Шарлю удавалось на целые дни урываться от службы и сопровождать нас по музеям и церквам. Грустно было затем расставаться с милым Шарлем (встретились мы с ним скова только в 1899 году, когда он был назначен консулом в Москве), но надо было спешить домой. Поэтому мы и Варшаве могли посвятить только два дня. И до чего же я на сей раз был разочарован в польской столице, показавшейся мне, когда-то одиннадцатилетнему мальчугану, столь нарядной, столь заграничной. В этот же раз Варшава предстала перед нами в самом неприглядном виде. Несомненно, такой эффект усилился тем, что мы оказались в Варшаве зимой, да еще в распутицу. Наша память была начинена колоссальными впечатлениями от Италии, от Германии и Австрии, и естественно, что все варшавское показалось после того довольно-таки мелким к второсортным, и даже площадь с колонной Сигизмунда, и даже Саксонский дворец с его довольно жиденькой колоннадой… Я не поляк, однако я как-то принял к сердцу резкое, довольно-таки бестактное, да и прямо оскорбительное вторжение русского национализма в этот чисто западный город, начиная со здания в русском стиле, что выросло позади памятника Копернику и в котором теперь расположилась русская гимназия.

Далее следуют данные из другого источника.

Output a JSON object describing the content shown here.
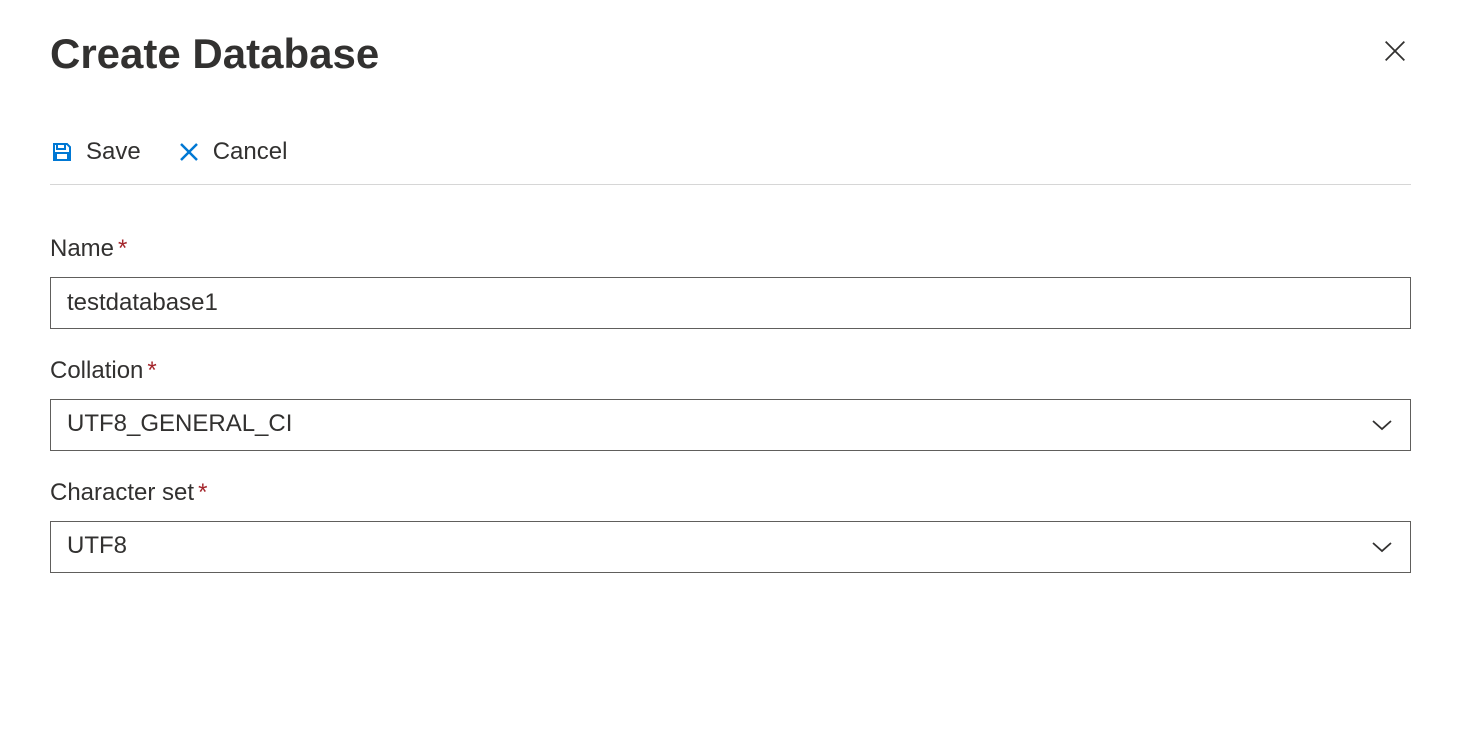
{
  "header": {
    "title": "Create Database"
  },
  "toolbar": {
    "save_label": "Save",
    "cancel_label": "Cancel"
  },
  "form": {
    "name": {
      "label": "Name",
      "value": "testdatabase1"
    },
    "collation": {
      "label": "Collation",
      "value": "UTF8_GENERAL_CI"
    },
    "charset": {
      "label": "Character set",
      "value": "UTF8"
    }
  }
}
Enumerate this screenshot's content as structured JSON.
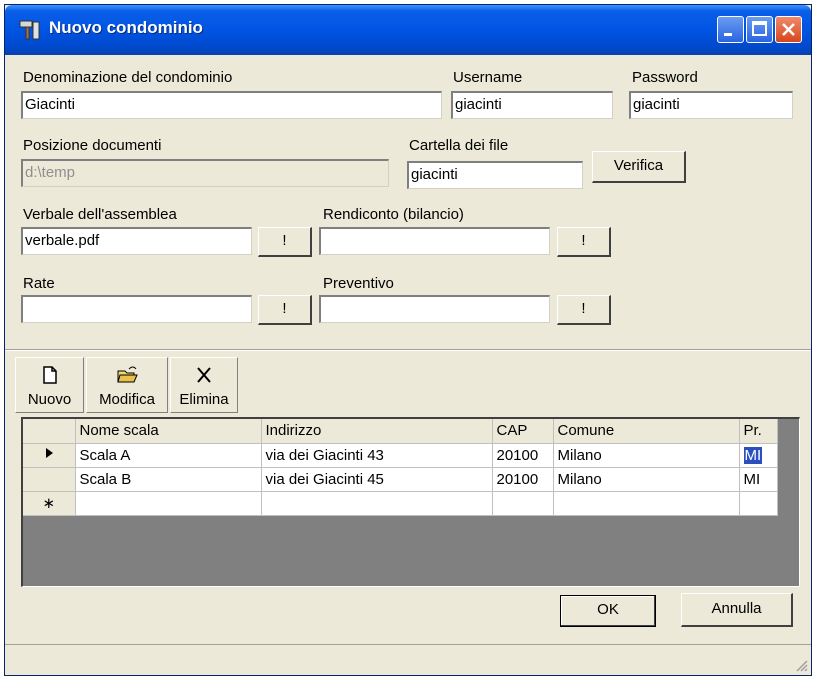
{
  "window": {
    "title": "Nuovo condominio"
  },
  "fields": {
    "denominazione": {
      "label": "Denominazione del condominio",
      "value": "Giacinti"
    },
    "username": {
      "label": "Username",
      "value": "giacinti"
    },
    "password": {
      "label": "Password",
      "value": "giacinti"
    },
    "posizione": {
      "label": "Posizione documenti",
      "value": "d:\\temp"
    },
    "cartella": {
      "label": "Cartella dei file",
      "value": "giacinti"
    },
    "verifica_label": "Verifica",
    "verbale": {
      "label": "Verbale dell'assemblea",
      "value": "verbale.pdf"
    },
    "rendiconto": {
      "label": "Rendiconto (bilancio)",
      "value": ""
    },
    "rate": {
      "label": "Rate",
      "value": ""
    },
    "preventivo": {
      "label": "Preventivo",
      "value": ""
    },
    "browse_label": "!"
  },
  "toolbar": {
    "nuovo": "Nuovo",
    "modifica": "Modifica",
    "elimina": "Elimina"
  },
  "grid": {
    "columns": [
      "Nome scala",
      "Indirizzo",
      "CAP",
      "Comune",
      "Pr."
    ],
    "rows": [
      {
        "nome": "Scala A",
        "indirizzo": "via dei Giacinti 43",
        "cap": "20100",
        "comune": "Milano",
        "pr": "MI"
      },
      {
        "nome": "Scala B",
        "indirizzo": "via dei Giacinti 45",
        "cap": "20100",
        "comune": "Milano",
        "pr": "MI"
      }
    ],
    "new_row_marker": "∗"
  },
  "buttons": {
    "ok": "OK",
    "annulla": "Annulla"
  }
}
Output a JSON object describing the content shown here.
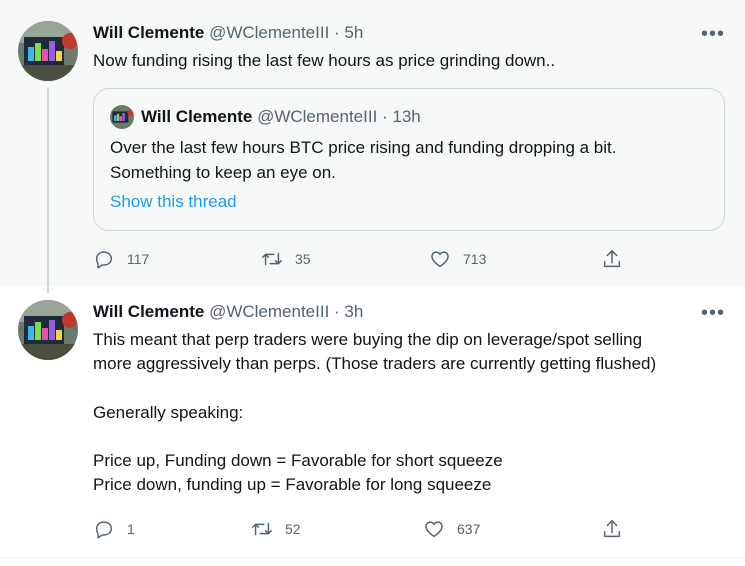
{
  "tweets": [
    {
      "author_name": "Will Clemente",
      "handle_time": "@WClementeIII · 5h",
      "text": "Now funding rising the last few hours as price grinding down..",
      "more_icon": "more-horizontal-icon",
      "quote": {
        "author_name": "Will Clemente",
        "handle_time": "@WClementeIII · 13h",
        "text": "Over the last few hours BTC price rising and funding dropping a bit.\nSomething to keep an eye on.",
        "link": "Show this thread"
      },
      "actions": {
        "replies": "117",
        "retweets": "35",
        "likes": "713"
      }
    },
    {
      "author_name": "Will Clemente",
      "handle_time": "@WClementeIII · 3h",
      "text": "This meant that perp traders were buying the dip on leverage/spot selling\nmore aggressively than perps. (Those traders are currently getting flushed)\n\nGenerally speaking:\n\nPrice up, Funding down = Favorable for short squeeze\nPrice down, funding up = Favorable for long squeeze",
      "more_icon": "more-horizontal-icon",
      "actions": {
        "replies": "1",
        "retweets": "52",
        "likes": "637"
      }
    }
  ],
  "colors": {
    "text": "#0f1419",
    "muted": "#536471",
    "link": "#1d9bf0",
    "border": "#cfd9de",
    "highlight_bg": "#f7f9f9"
  }
}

Что же касается до семьи моего брата, то мы были очень тронуты той лаской, с которой нас приняли — и сам Николай, и его любезнейшая Констанс и, наконец, ее мать старушка — баронесса Бремзен (румынка по происхождению). В один из двух вечеров были созваны «на нас» ближайшие друзья Николая, мы были угощены превосходным обедом, а к концу вечера, к великой радости Миши и Марихен (детей Констанс от первого брака), состоялся марионеточный спектакль — так называемый «вертеп» — одна из последних польских традиций празднования Рождества.